Yermiyahu Ahron Taub’s poems draw his reader into an extended, elliptical conversation—confessional, yet enigmatic—with an array of vibrantly imagined selves and carefully scrutinized others. In The Insatiable Psalm, poetry becomes the meeting ground, the point of encounter, if not reconciliation, for disparate sensibilities: Yiddish, American, immigrant, pious, aesthetic, queer. Taub’s negotiation of these is moving and intelligent, infused with surprises.
—Jeffrey Shandler, Rutgers University,
editor of Awakening Lives: Autobiographies
of Jewish Youth in Poland before the Holocaust
The Insatiable Psalm is a beautiful portrayal of movement between two worlds of cultural reference. Yermiyahu Ahron Taub writes freshly and vividly about family, Jewish immigrant experience, and adult awakening without the distortion of idealizing the subjects of the poems and their multidimensional, and all-too-human, motivations. There is a sensuality and earthiness to the writing that is startling in its universality and draws the reader toward the questions that frame the poems: what does it mean to know and what does it mean to tell?
—Susana H. Case,
author of The Scottish Café and Anthropologist in Ohio
Yermiyahu Ahron Taub is the queer child turned prophet, a modern day psalmist for those displaced from home communities everywhere. In language of tremendously lyrical power, these risky, essential poems capture the ambivalences of a mother’s devotion to her faith and family. With The Insatiable Psalm, Taub has gathered the cast stones to form the cornerstone of a sacred space of love and longing.
—Don Belton,
author and editor of Speak My Name: Black Men on Masculinity and the American Dream
These stylish dramatic monologues convey the experiences of a bar mitzvah boy “late to prayer,” his refugee relatives, and his Orthodox family of modest means. The scenes shift from masturbation before synagogue services to the generation gap in musical taste (Moishe Oysher vs. Aretha Franklin) to a dialectic of chocolate chip cookies. One poem, “preparing to dance,” appears in both English and the poet’s own graceful Yiddish translation. The two languages capture the bicultural struggle of the Orthodox woman at her mirror and the little boy who watches her, and, indeed, of the whole book. Taub’s elegant poems play off art and artifice against forceful passions and raw stories. The resulting tension intrigues me.
—Kathryn Hellerstein,
translator of Paper Bridges: Selected Poems of Kadya Molodowsky and co-editor of Jewish American Literature: a Norton Anthology
This work is lavish in its descriptive depth, purity of conscience, and scrutiny of a way of life and a heritage that is sacred to many and yet ultimately fragile. The fragility that emanates from these poems has to do with the various characters and voices as they speak of the experiences of living within a tradition that has had to survive in a world that does not hold sacred its values. Equally moving is the exploration of the fragile natures of the children who inherit a culture that does not always fit into the emotional world in which they feel and live.

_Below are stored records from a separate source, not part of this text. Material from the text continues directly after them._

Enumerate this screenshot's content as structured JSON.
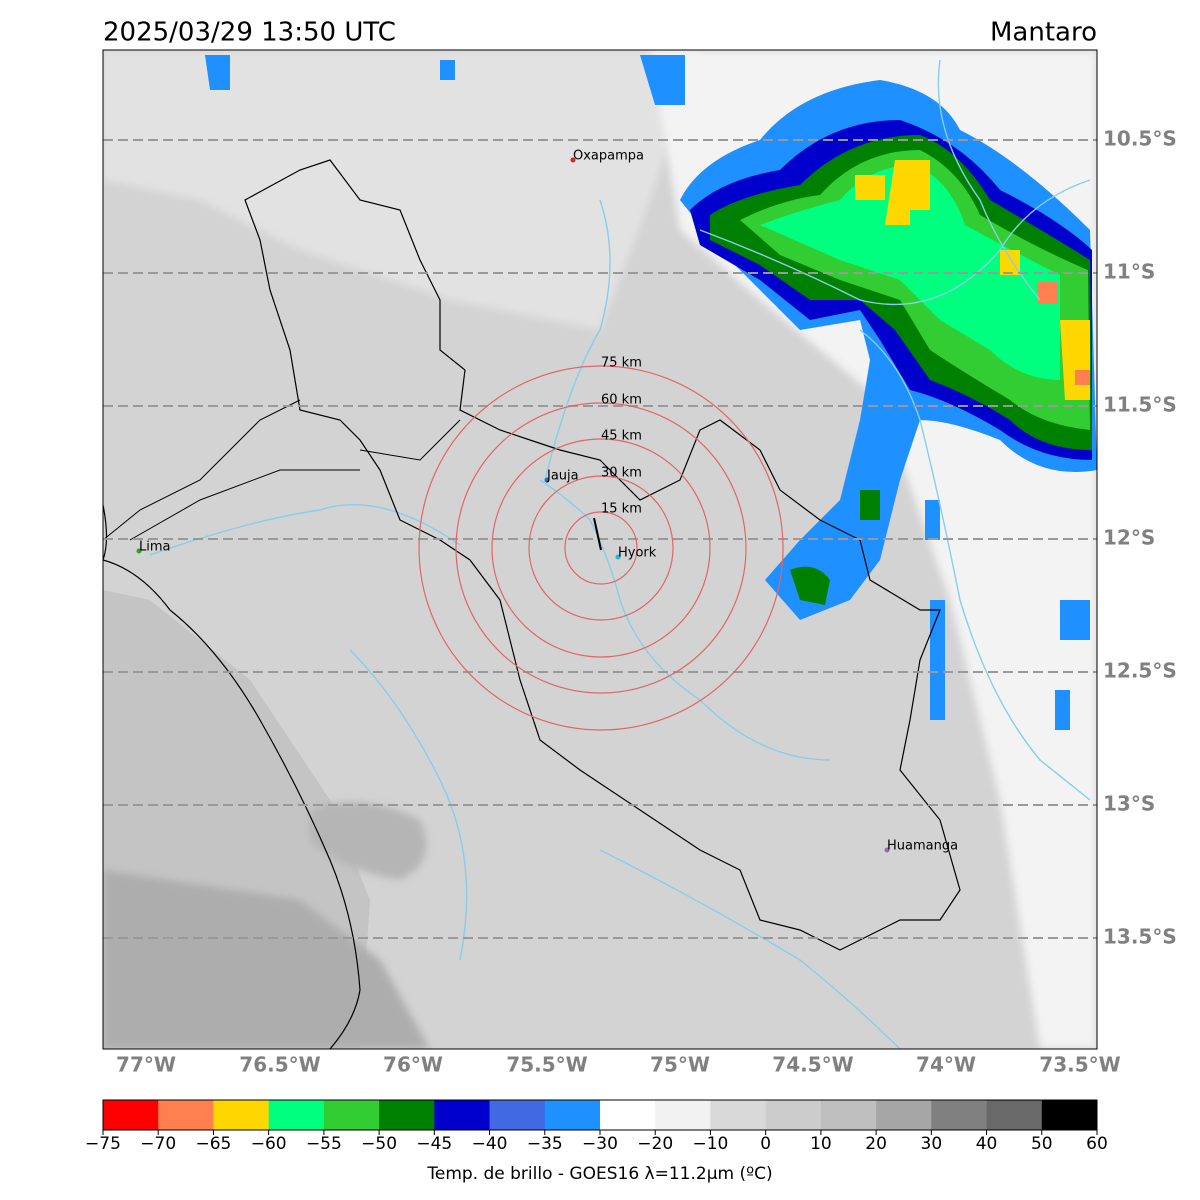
{
  "header": {
    "title": "2025/03/29 13:50 UTC",
    "region": "Mantaro"
  },
  "map": {
    "lat_labels": [
      "10.5°S",
      "11°S",
      "11.5°S",
      "12°S",
      "12.5°S",
      "13°S",
      "13.5°S"
    ],
    "lon_labels": [
      "77°W",
      "76.5°W",
      "76°W",
      "75.5°W",
      "75°W",
      "74.5°W",
      "74°W",
      "73.5°W"
    ],
    "rings": [
      "15 km",
      "30 km",
      "45 km",
      "60 km",
      "75 km"
    ],
    "places": [
      {
        "name": "Oxapampa",
        "color": "#d62728"
      },
      {
        "name": "Jauja",
        "color": "#1f77b4"
      },
      {
        "name": "Lima",
        "color": "#2ca02c"
      },
      {
        "name": "Hyork",
        "color": "#17becf"
      },
      {
        "name": "Huamanga",
        "color": "#9467bd"
      }
    ]
  },
  "colorbar": {
    "colors": [
      "#ff0000",
      "#ff7f50",
      "#ffd700",
      "#00ff7f",
      "#32cd32",
      "#008000",
      "#0000cd",
      "#4169e1",
      "#1e90ff",
      "#ffffff",
      "#f2f2f2",
      "#d9d9d9",
      "#cccccc",
      "#bfbfbf",
      "#a6a6a6",
      "#808080",
      "#696969",
      "#000000"
    ],
    "ticks": [
      "−75",
      "−70",
      "−65",
      "−60",
      "−55",
      "−50",
      "−45",
      "−40",
      "−35",
      "−30",
      "−20",
      "−10",
      "0",
      "10",
      "20",
      "30",
      "40",
      "50",
      "60"
    ],
    "label": "Temp. de brillo - GOES16 λ=11.2μm (ºC)"
  }
}
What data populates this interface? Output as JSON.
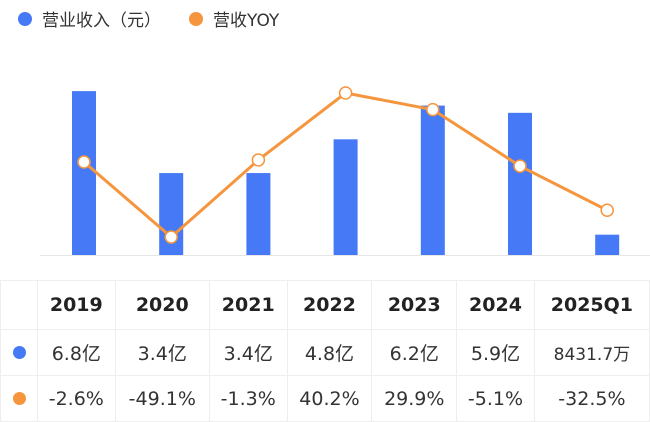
{
  "legend": {
    "revenue": "营业收入（元）",
    "yoy": "营收YOY"
  },
  "colors": {
    "bar": "#4579f5",
    "line": "#f5963f"
  },
  "chart_data": {
    "type": "bar+line",
    "categories": [
      "2019",
      "2020",
      "2021",
      "2022",
      "2023",
      "2024",
      "2025Q1"
    ],
    "series": [
      {
        "name": "营业收入（元）",
        "type": "bar",
        "unit": "亿",
        "values": [
          6.8,
          3.4,
          3.4,
          4.8,
          6.2,
          5.9,
          0.84317
        ]
      },
      {
        "name": "营收YOY",
        "type": "line",
        "unit": "%",
        "values": [
          -2.6,
          -49.1,
          -1.3,
          40.2,
          29.9,
          -5.1,
          -32.5
        ]
      }
    ],
    "legend_position": "top-left",
    "grid": false
  },
  "table": {
    "headers": [
      "2019",
      "2020",
      "2021",
      "2022",
      "2023",
      "2024",
      "2025Q1"
    ],
    "revenue": [
      "6.8亿",
      "3.4亿",
      "3.4亿",
      "4.8亿",
      "6.2亿",
      "5.9亿",
      "8431.7万"
    ],
    "yoy": [
      "-2.6%",
      "-49.1%",
      "-1.3%",
      "40.2%",
      "29.9%",
      "-5.1%",
      "-32.5%"
    ]
  }
}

—Night Skye M.a.g.a.z.i.n.e: Journal of the
Intuitive Expression
The Insatiable Psalm is coherent in tone, steeped in imagery, surprising with its language, and, I suspect, says as much about Judaism as it does about life. It evokes a flickering candle, illuminating both the secular and the religious.
—Tom Dooley, editor, Eclectica Magazine
The Insatiable Psalm is a cinematic archway onto a closed Jewish world. Not since reading Jay Frankston’s book, Yom Hashoah: Remembering the Holocaust, have I found a book so moving. It is one thing to appreciate the culture into which you were born; it is quite another to document it in not only such loving detail, but to educate and enlighten at the same time. Yermiyahu Ahron Taub writes with a voice that is a blessing in any ear.